Greece has only for days to reach any consensus over demands on the country to remain in the euro area or formally prepare for getting out of the club.
Sunday experienced another unsuccessful negotiations in Brussels, leaving next talks of eurozone’s finance ministers on Thursday, another deadline for the neverending story.
As the Belgian Finance Minister Johan van Overtveldt informed, unanimous agreement on the Greek issue is that there won’t be any debate on debt relief with Greek government, it can only be included in discussion about a subsequent deal with Greece.

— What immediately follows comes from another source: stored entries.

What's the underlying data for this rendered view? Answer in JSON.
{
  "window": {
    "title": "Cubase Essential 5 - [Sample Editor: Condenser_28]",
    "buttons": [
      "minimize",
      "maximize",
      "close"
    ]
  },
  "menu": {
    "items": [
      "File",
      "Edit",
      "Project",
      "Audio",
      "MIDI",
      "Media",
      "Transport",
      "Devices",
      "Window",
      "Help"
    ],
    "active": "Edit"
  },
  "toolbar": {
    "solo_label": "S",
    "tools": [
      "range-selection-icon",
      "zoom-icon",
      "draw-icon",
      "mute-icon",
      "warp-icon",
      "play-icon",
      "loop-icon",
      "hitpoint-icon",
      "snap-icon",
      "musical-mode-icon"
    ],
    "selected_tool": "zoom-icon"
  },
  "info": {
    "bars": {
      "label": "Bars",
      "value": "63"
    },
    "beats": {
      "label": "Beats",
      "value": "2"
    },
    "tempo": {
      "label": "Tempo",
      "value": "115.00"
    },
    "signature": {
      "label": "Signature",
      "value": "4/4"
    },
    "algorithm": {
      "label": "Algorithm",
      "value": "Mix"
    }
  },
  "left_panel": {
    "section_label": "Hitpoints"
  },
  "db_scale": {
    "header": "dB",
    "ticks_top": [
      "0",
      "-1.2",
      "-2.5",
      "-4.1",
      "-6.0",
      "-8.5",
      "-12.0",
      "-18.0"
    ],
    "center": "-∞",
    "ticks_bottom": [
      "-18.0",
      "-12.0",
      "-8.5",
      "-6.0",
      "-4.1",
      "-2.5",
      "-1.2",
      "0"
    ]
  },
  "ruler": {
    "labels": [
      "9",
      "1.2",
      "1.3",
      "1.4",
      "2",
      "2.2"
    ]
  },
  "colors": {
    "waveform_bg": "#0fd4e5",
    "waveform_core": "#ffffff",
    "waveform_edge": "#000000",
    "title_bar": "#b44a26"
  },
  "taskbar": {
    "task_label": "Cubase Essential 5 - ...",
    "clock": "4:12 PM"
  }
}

“The interest burden on Greece’s debt is already lower than some other euro zone countries,” van Overtveldt told the audience at an event hosted by Bundesverband deutscher Banken. “If we accept debt relief for Greece, others will soon be knocking on the door.”
Due to the non-deal with the International Monetary Fund (IMF) what can we expect if no payment of $1.7 billion is done?
Although the June 30 does not mean the formal end, as the IMF’s procedure is extremely long (some time until loan default, after deadline greece will be urged to pay, Greece will inform that it is not able to pay, then direct appeal to FinMin, 1 month time to repay loan, IMF’s Board informed about it, decision of IMF’s Board).
Naturally this will be a hard situation also for the European Central Bank (ECB). The emergency liquidity is about to be discussed on Wednesday and is unlikely to be cut off fully until June 30, when the bailout ends.
Greek government could be forced to impose capital controls to keep hard currency due to fears of saving accounts being emptied.